What was the outcome of your efforts? What were some lessons learned that could be applied to future similar endeavors?

McVary: We submitted what I call “brief white papers” that were driven from previous papers that I mentioned, and basically summarize the evidence. We requested a conference with the NGS, and they heard us out on each of those. I would say they were very receptive on 2 of the 3 topics, and on the topic of flow rates, they were basically saying, "Just because McVary says he does it, doesn't make it right," or something like that. They were very collegial; it was not adversarial at all. The tone was friendly. I was hopeful that we were going to get 2 of them rolled back, but they decided to rescind the entire policy. We were trying to get on base, and we ended up hitting a grand slam.

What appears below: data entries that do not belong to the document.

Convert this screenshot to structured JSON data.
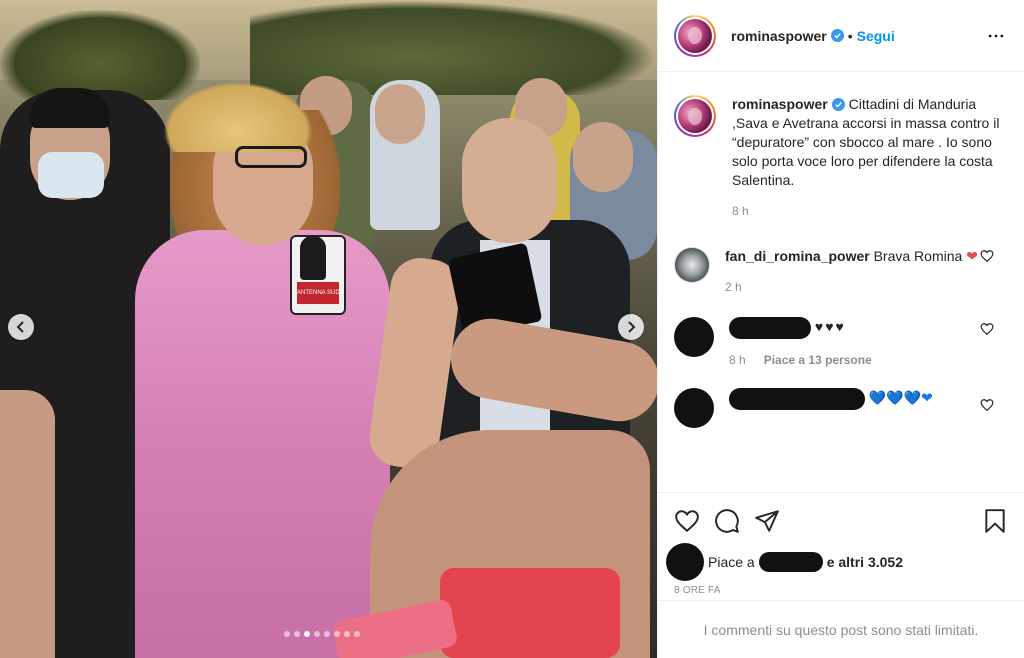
{
  "post": {
    "username": "rominaspower",
    "separator": "•",
    "follow_label": "Segui",
    "caption": "Cittadini di Manduria ,Sava e Avetrana accorsi in massa contro il “depuratore” con sbocco al mare . Io sono solo porta voce loro per difendere la costa Salentina.",
    "caption_time": "8 h",
    "carousel": {
      "current_index": 2,
      "total": 8
    },
    "mic_badge": "ANTENNA SUD 85"
  },
  "comments": [
    {
      "username": "fan_di_romina_power",
      "text": "Brava Romina",
      "emoji": "❤",
      "time": "2 h"
    },
    {
      "username": "",
      "text": "♥♥♥",
      "time": "8 h",
      "likes": "Piace a 13 persone"
    },
    {
      "username": "",
      "text": "💙💙💙❤",
      "emoji": "❤"
    }
  ],
  "likes": {
    "prefix": "Piace a",
    "suffix": "e altri 3.052"
  },
  "post_time": "8 ORE FA",
  "comments_limited": "I commenti su questo post sono stati limitati.",
  "colors": {
    "accent": "#0095f6",
    "muted": "#8e8e8e",
    "text": "#262626",
    "heart_red": "#ed4956",
    "heart_blue": "#1877f2"
  },
  "icons": [
    "verified-icon",
    "more-icon",
    "heart-icon",
    "comment-icon",
    "share-icon",
    "bookmark-icon",
    "chevron-left-icon",
    "chevron-right-icon"
  ]
}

Shah: We were really grateful and surprised with the results of our efforts. We really aimed to affect 3 different contraindications and instead achieved retirement of the entire policy, which, we think, really opens up this wonderful technology to literally hundreds of thousands more patients across the country. That's really exciting. Some of the lessons that I think I learned are, there's really an important role for private and academic urologists to come together to effect policy change. We often have similar goals for patient care, but have very unique perspectives that can be very synergistic in achieving whatever goals we have. When we go to conferences, or when you talk to your peers across the country, if you hear a common theme, certainly, you can band together to make change. I thought that was one of the most unique parts of this story. Just to reiterate, with appropriately backed literature, the NGS is very open to hearing from experts and implementing the changes they need to help patients across the country. Our interactions were very positive; they were very collaborative. I thought the NGS was very receptive to understanding what our perspective was.

McVary: The conservative estimate is that it would open the technology to at least 512,000 additional men. That's a conservative estimate based on the PSA and prostate cancer restriction alone. That's an impact!

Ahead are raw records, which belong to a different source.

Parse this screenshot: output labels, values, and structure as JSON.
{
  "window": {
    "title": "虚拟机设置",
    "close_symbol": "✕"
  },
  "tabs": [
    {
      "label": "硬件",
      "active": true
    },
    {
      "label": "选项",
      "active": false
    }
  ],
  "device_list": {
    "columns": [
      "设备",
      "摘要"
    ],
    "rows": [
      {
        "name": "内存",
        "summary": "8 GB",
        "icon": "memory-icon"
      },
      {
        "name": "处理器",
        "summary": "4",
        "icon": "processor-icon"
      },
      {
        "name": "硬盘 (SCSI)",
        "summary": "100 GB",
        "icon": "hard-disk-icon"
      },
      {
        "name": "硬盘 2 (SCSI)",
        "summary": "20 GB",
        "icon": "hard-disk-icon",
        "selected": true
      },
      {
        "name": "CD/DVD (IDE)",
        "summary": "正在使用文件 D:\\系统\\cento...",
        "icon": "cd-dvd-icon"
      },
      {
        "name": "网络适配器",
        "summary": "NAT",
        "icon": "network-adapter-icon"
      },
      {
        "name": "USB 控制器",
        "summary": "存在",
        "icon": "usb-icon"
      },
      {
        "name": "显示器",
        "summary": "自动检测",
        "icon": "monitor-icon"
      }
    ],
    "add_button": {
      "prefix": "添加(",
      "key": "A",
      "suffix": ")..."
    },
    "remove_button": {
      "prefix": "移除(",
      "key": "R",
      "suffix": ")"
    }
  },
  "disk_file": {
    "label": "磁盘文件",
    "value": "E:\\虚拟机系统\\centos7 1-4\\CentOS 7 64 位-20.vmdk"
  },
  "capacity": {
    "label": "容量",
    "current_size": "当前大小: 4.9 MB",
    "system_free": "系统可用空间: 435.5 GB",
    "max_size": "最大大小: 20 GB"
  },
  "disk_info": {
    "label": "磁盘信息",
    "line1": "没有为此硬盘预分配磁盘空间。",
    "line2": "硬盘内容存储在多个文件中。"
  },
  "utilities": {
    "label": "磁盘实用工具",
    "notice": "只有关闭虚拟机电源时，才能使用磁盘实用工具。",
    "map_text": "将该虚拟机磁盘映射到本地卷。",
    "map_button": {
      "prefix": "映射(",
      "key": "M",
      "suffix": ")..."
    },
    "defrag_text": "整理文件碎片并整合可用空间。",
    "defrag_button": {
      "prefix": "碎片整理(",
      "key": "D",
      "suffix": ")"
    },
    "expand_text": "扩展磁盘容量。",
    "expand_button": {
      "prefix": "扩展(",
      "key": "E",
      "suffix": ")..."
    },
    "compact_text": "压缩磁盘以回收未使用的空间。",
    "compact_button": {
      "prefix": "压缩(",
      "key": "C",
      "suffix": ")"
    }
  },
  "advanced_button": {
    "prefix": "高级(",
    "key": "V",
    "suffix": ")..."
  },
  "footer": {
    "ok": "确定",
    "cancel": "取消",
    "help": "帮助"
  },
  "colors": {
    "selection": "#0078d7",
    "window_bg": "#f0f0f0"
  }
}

Is there anything you would like to add?

Shah: I think the growing cost of health care makes giving care to our patients harder and harder to deliver. In some ways, the costs make the policies more restrictive. I don't know what's next. I think this is a great blueprint that we have to effect change in policy. One of the great things that may come out of this article is, if a urologist is reading this and says, "I've been working on this or that," maybe they can learn from the experiences we had with this and make some change. I think there's a lot we can do in terms of BPH. I think urologists are fighting for early intervention. Early intervention leads to better outcomes. I think most urologists across the country would agree with that. But some of the policies that are out there—deep, ingrained clinical care models—really do not allow us to intervene early. I think there's going to be a lot more room for BPH for us to change policy so we can intervene earlier.